Submitted to: Journal of Geophysical Research Atmospheres
Publication Type: Peer Reviewed Journal
Publication Acceptance Date: 12/28/2011
Publication Date: 3/7/2012
Citation: Masiokas, M., Villalba, R., Prieto, M.R., Christie, D., Le Quesne, C., Betman, E., Luckman, B.H., Mauget, S.A. 2012. Andean snowpack since AD 1150 inferred from rainfall, tree-ring and documentary records. Journal of Geophysical Research Atmospheres. 117 D05112.

Interpretive Summary: The Andean snowpack is the main source of freshwater and arguably the single most important natural resource for the populated, semi-arid regions of central Chile and central-western Argentina. However, apart from recent analyses of instrumental snowpack data, very little is known about the long term variability of this key natural resource. Here we present two complementary, annually-resolved reconstructions of winter snow accumulation in the southern Andes between 30°-37°S. The reconstructions cover the past 850 yrs and were developed using simple regression models based on snowpack proxies with different inherent limitations. Rainfall data from central Chile (very strongly correlated with snow accumulation values in the adjacent mountains) were used to extend a regional 1951-2010 snowpack record back to AD 1866. Subsequently, snow accumulation variations since AD 1150 were inferred from precipitation-sensitive tree-ring width series. The reconstructed snowpack values were validated with independent historical and instrumental information. An innovative time series analysis approach allowed the identification of the onset, duration and statistical significance of the main intra- to multi-decadal patterns in the reconstructions and indicates that variations observed in the last 60 years are not particularly anomalous when assessed in a multi-century context. In addition to providing new information on past variations for a highly relevant hydroclimatic variable in the southern Andes, the snowpack reconstructions can also be used to improve the understanding and modeling of related, larger-scale atmospheric features such as ENSO and the PDO.

Technical Abstract: The Andean snowpack is the main source of freshwater and arguably the single most important natural resource for the populated, semi-arid regions of central Chile and central-western Argentina. However, apart from recent analyses of instrumental snowpack data, very little is known about the long term variability of this key natural resource.

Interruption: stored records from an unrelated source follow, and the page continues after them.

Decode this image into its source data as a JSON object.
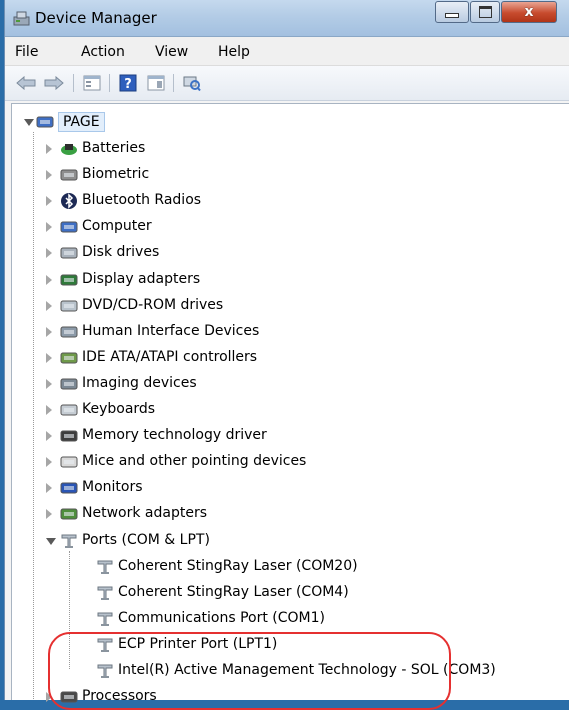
{
  "window": {
    "title": "Device Manager",
    "close_glyph": "x"
  },
  "menu": [
    "File",
    "Action",
    "View",
    "Help"
  ],
  "toolbar": [
    "back-arrow-icon",
    "forward-arrow-icon",
    "properties-icon",
    "help-icon",
    "view-icon",
    "scan-hardware-icon"
  ],
  "tree": {
    "root": "PAGE",
    "categories": [
      {
        "label": "Batteries",
        "icon": "battery-icon"
      },
      {
        "label": "Biometric",
        "icon": "biometric-icon"
      },
      {
        "label": "Bluetooth Radios",
        "icon": "bluetooth-icon"
      },
      {
        "label": "Computer",
        "icon": "computer-icon"
      },
      {
        "label": "Disk drives",
        "icon": "disk-drive-icon"
      },
      {
        "label": "Display adapters",
        "icon": "display-adapter-icon"
      },
      {
        "label": "DVD/CD-ROM drives",
        "icon": "dvd-drive-icon"
      },
      {
        "label": "Human Interface Devices",
        "icon": "hid-icon"
      },
      {
        "label": "IDE ATA/ATAPI controllers",
        "icon": "ide-controller-icon"
      },
      {
        "label": "Imaging devices",
        "icon": "camera-icon"
      },
      {
        "label": "Keyboards",
        "icon": "keyboard-icon"
      },
      {
        "label": "Memory technology driver",
        "icon": "memory-icon"
      },
      {
        "label": "Mice and other pointing devices",
        "icon": "mouse-icon"
      },
      {
        "label": "Monitors",
        "icon": "monitor-icon"
      },
      {
        "label": "Network adapters",
        "icon": "network-icon"
      }
    ],
    "ports": {
      "label": "Ports (COM & LPT)",
      "children": [
        "Coherent StingRay Laser (COM20)",
        "Coherent StingRay Laser (COM4)",
        "Communications Port (COM1)",
        "ECP Printer Port (LPT1)",
        "Intel(R) Active Management Technology - SOL (COM3)"
      ]
    },
    "after": [
      {
        "label": "Processors",
        "icon": "processor-icon"
      }
    ]
  },
  "colors": {
    "highlight": "#e53030",
    "selection": "#e2eefb"
  }
}
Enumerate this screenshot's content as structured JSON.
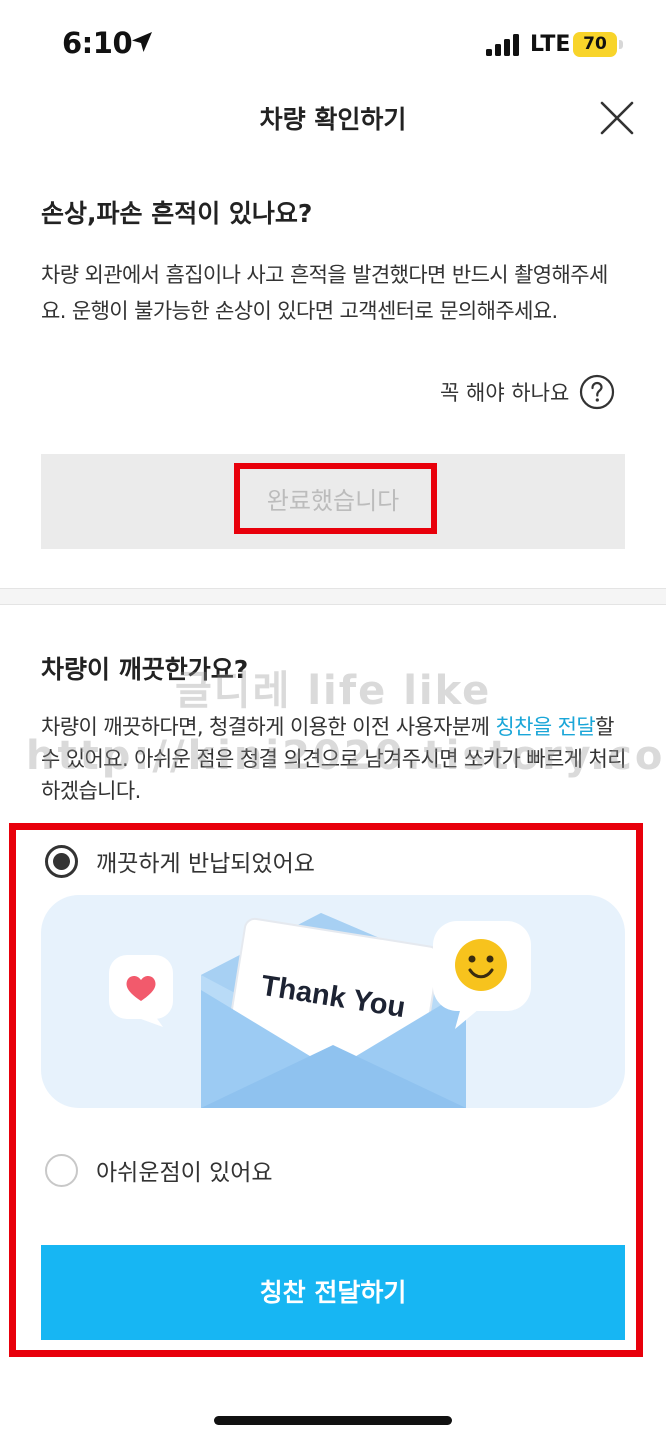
{
  "status_bar": {
    "time": "6:10",
    "carrier": "LTE",
    "battery": "70"
  },
  "header": {
    "title": "차량 확인하기"
  },
  "damage_section": {
    "title": "손상,파손 흔적이 있나요?",
    "description": "차량 외관에서 흠집이나 사고 흔적을 발견했다면 반드시 촬영해주세요. 운행이 불가능한 손상이 있다면 고객센터로 문의해주세요.",
    "must_link": "꼭 해야 하나요",
    "done_button": "완료했습니다"
  },
  "clean_section": {
    "title": "차량이 깨끗한가요?",
    "description_before": "차량이 깨끗하다면, 청결하게 이용한 이전 사용자분께 ",
    "description_highlight": "칭찬을 전달",
    "description_after": "할 수 있어요. 아쉬운 점은 청결 의견으로 남겨주시면 쏘카가 빠르게 처리하겠습니다.",
    "option_clean": "깨끗하게 반납되었어요",
    "option_issue": "아쉬운점이 있어요",
    "illustration_text": "Thank You",
    "praise_button": "칭찬 전달하기"
  },
  "watermark": {
    "line1": "글디레 life like",
    "line2": "http://kini2020.tistory.com"
  },
  "colors": {
    "accent": "#17b6f3",
    "link": "#1aa6d8",
    "highlight_box": "#e8000b",
    "battery": "#f8d42a"
  },
  "icons": [
    "location-arrow-icon",
    "signal-icon",
    "battery-icon",
    "close-icon",
    "help-icon",
    "heart-icon",
    "smiley-icon",
    "envelope-icon"
  ]
}
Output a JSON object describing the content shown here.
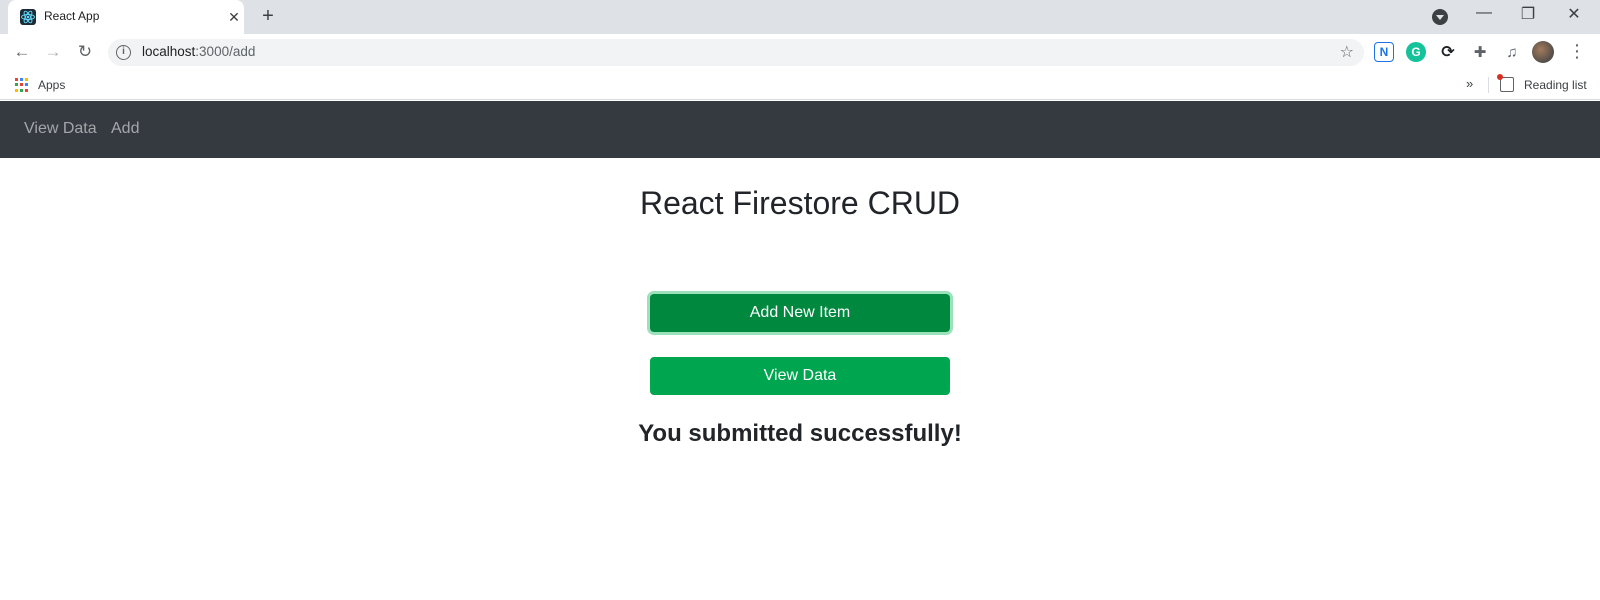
{
  "browser": {
    "tab": {
      "title": "React App",
      "close_glyph": "✕"
    },
    "new_tab_glyph": "+",
    "window_controls": {
      "minimize": "—",
      "restore": "❐",
      "close": "✕"
    },
    "toolbar": {
      "url_host": "localhost",
      "url_path": ":3000/add",
      "back_glyph": "←",
      "forward_glyph": "→",
      "reload_glyph": "↻",
      "star_glyph": "☆",
      "menu_glyph": "⋮",
      "extensions": {
        "notion": "N",
        "grammarly": "G",
        "sync": "⟳",
        "puzzle": "✚",
        "media": "♫"
      }
    },
    "bookmarks": {
      "apps_label": "Apps",
      "more_glyph": "»",
      "reading_list_label": "Reading list"
    }
  },
  "navbar": {
    "links": [
      "View Data",
      "Add"
    ],
    "background": "#343a40"
  },
  "main": {
    "title": "React Firestore CRUD",
    "add_button_label": "Add New Item",
    "view_button_label": "View Data",
    "success_message": "You submitted successfully!"
  },
  "colors": {
    "add_button": "#00883e",
    "view_button": "#00a54f"
  }
}
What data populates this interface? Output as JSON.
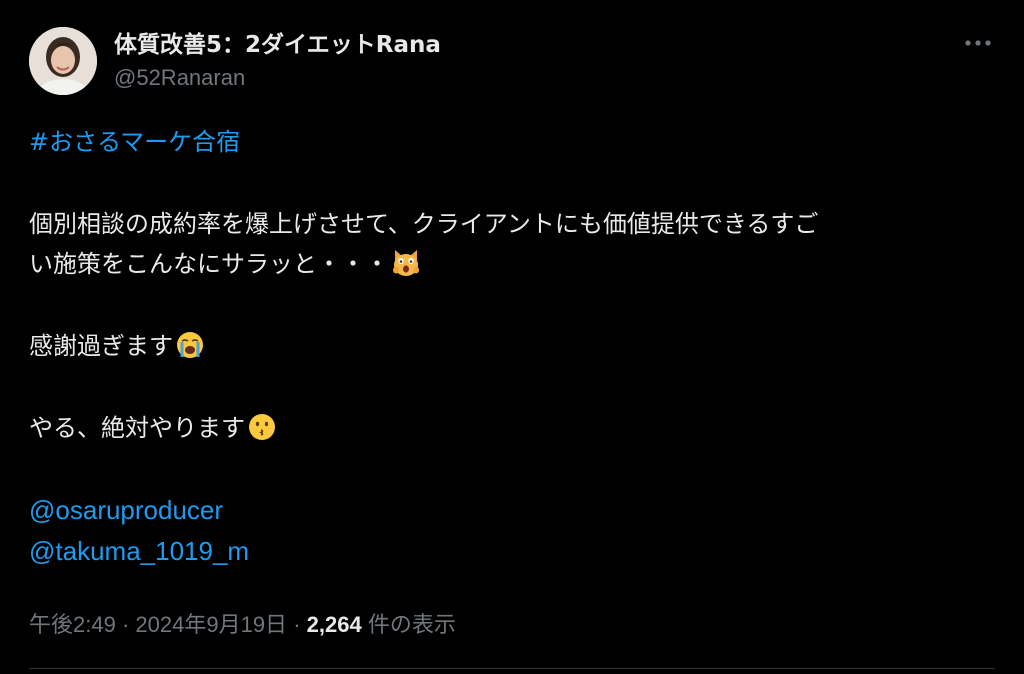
{
  "author": {
    "display_name": "体質改善5：2ダイエットRana",
    "handle": "@52Ranaran"
  },
  "tweet": {
    "hashtag": "#おさるマーケ合宿",
    "line1": "個別相談の成約率を爆上げさせて、クライアントにも価値提供できるすご",
    "line2": "い施策をこんなにサラッと・・・",
    "line3": "感謝過ぎます",
    "line4": "やる、絶対やります",
    "mention1": "@osaruproducer",
    "mention2": "@takuma_1019_m"
  },
  "emojis": {
    "line2": "scream-cat-emoji",
    "line3": "loudly-crying-face-emoji",
    "line4": "kissing-face-emoji"
  },
  "meta": {
    "time": "午後2:49",
    "separator": "·",
    "date": "2024年9月19日",
    "views_count": "2,264",
    "views_label": "件の表示"
  },
  "colors": {
    "background": "#000000",
    "text": "#e7e9ea",
    "secondary": "#71767b",
    "link": "#1d9bf0",
    "divider": "#2f3336"
  }
}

Here we present two complementary, annually-resolved reconstructions of winter snow accumulation in the southern Andes between 30°-37°S. The reconstructions cover the past 850 yrs and were developed using simple regression models based on snowpack proxies with different inherent limitations. Rainfall data from central Chile (very strongly correlated with snow accumulation values in the adjacent mountains) were used to extend a regional 1951-2010 snowpack record back to AD 1866. Subsequently, snow accumulation variations since AD 1150 were inferred from precipitation-sensitive tree-ring width series. The reconstructed snowpack values were validated with independent historical and instrumental information. An innovative time series analysis approach allowed the identification of the onset, duration and statistical significance of the main intra- to multi-decadal patterns in the reconstructions and indicates that variations observed in the last 60 years are not particularly anomalous when assessed in a multi-century context. In addition to providing new information on past variations for a highly relevant hydroclimatic variable in the southern Andes, the snowpack reconstructions can also be used to improve the understanding and modeling of related, larger-scale atmospheric features such as ENSO and the PDO.